Os pesquisadores concluiram que as pessoas que trabalham à noite ou que são submetidas a um fuso horário importante, são mais expostas do que as outras aos riscos de um excessivo consumo de álcool. Nessas pessoas, a desregulação do relógio alimentar altera o gene Per 2 e provoca o excesso de glutamina.
Não há receita milagrosa
Obesidade, alcoolismo, toxicomanias: as pesquisas sobre o Per 2 abrem para a medicina e a farmacologia perspectivas interessantes em áreas em que dispõem de poucas armas. Mas ainda há muito o que pesquisar.
“Tudo o que sabemos é que esse gene tem algo a ver com a fome, mas ele não é o único. Não tenho conselhos para dizer às pessoas obesas fazerem isso ou aquilo com seu gene Per 2 e irão emagrecer”, explica Albrecht.
Como sempre em biologia, cada gene tem várias funções. É por essa razão que as experiências feitas com ratos seriam impossíveis nos homens. Alterando um gene, alteraria-se automaticamente todas as suas funções e, então … muitos danos!
Primeiro é preciso compreender
“Estamos na pesquisa fundamental, lembra Urs Albrecht. É muito importante compreender o que fazemos antes de testar a mínima substância farmacêutica. Se nao for assim, vira apenas um jogo. Testa-se alguma coisa e depois verificamos se ganhamos, se fizemos seis pontos na loto”.
E o professor friburguense lança um apelo a todos os que apóiam a atividade científica: segundo ele, a pesquisa fundamental continua sendo o parente pobre da pesquisa aplicada. E que, freqüentemente, tende-se a a esquecer que a segunda não pode existir sem a primeira.

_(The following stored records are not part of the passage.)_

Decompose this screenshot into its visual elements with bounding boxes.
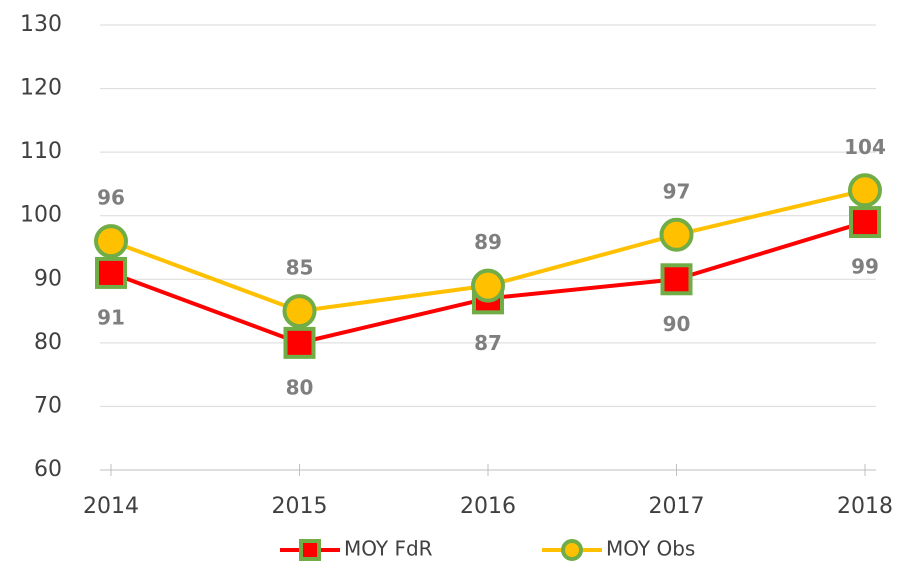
- y-tick-label: 100: [20, 203, 62, 228]
- legend-label: MOY FdR: [344, 537, 433, 561]
- point: [660, 263, 693, 296]
- y-tick-label: 70: [34, 393, 62, 418]
- legend-marker: [299, 539, 321, 561]
- data-label: 89: [474, 230, 502, 254]
- data-label: 97: [663, 179, 691, 203]
- data-label: 90: [663, 312, 691, 336]
- x-tick-label: 2018: [837, 494, 893, 519]
- y-tick-label: 120: [20, 76, 62, 101]
- point: [849, 206, 881, 239]
- point: [848, 173, 882, 208]
- x-tick-label: 2016: [460, 494, 516, 519]
- y-tick-label: 130: [20, 12, 62, 37]
- y-tick-label: 90: [34, 266, 62, 291]
- data-label: 87: [474, 331, 502, 355]
- point: [659, 217, 694, 252]
- x-tick-label: 2017: [649, 494, 705, 519]
- data-label: 96: [97, 186, 125, 210]
- data-label: 99: [851, 255, 879, 279]
- point: [94, 224, 128, 259]
- data-label: 104: [844, 135, 886, 159]
- data-label: 85: [286, 256, 314, 280]
- point: [95, 256, 127, 289]
- point: [282, 294, 317, 329]
- y-tick-label: 80: [34, 330, 62, 355]
- legend-marker: [561, 539, 583, 561]
- x-tick-label: 2014: [83, 494, 139, 519]
- legend-label: MOY Obs: [606, 537, 695, 561]
- data-label: 80: [286, 375, 314, 399]
- point: [283, 326, 316, 359]
- y-tick-label: 110: [20, 139, 62, 164]
- x-tick-label: 2015: [272, 494, 328, 519]
- y-tick-label: 60: [34, 457, 62, 482]
- data-label: 91: [97, 305, 125, 329]
- point: [471, 268, 505, 303]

swissinfo, Marc-André Miserez
Os trabalhos das equipes dos professores Albrecht e Challet são típicos da área de pesquisa fundamental.
Esse termo abrange trabalhos científicos que não tem finalidade econômica direta e visam apenas desenvolver o conhecimento. A pesquisa fundamental geralmente tem menos financiamento do poder público, mecenas ou fundações.
Por outro lado, a pesquisa aplicada, financiada por empresas privadas ou por parcerias público-privadas, tem por objetivo registrar patentes e produtos para serem comercializados.
Certos cientistas refutam essa classificação e preferem os termos pesquisa e desenvolvimento.
Segundo Marc Rousset, do Centro Nacional (francês) de Pesquisa Cientítica, “restabelecer o sentido do termo pesquisa permite compreender que a ciência é a origem de todas as descobertas”. O desenvolvimento, ao contrário, é a “utilização do conhecimento já adquirido e, eventualmente, a melhoria de um processo baseada em novos conhecimentos”. Mas daí “jamais surgirão novos conceitos”.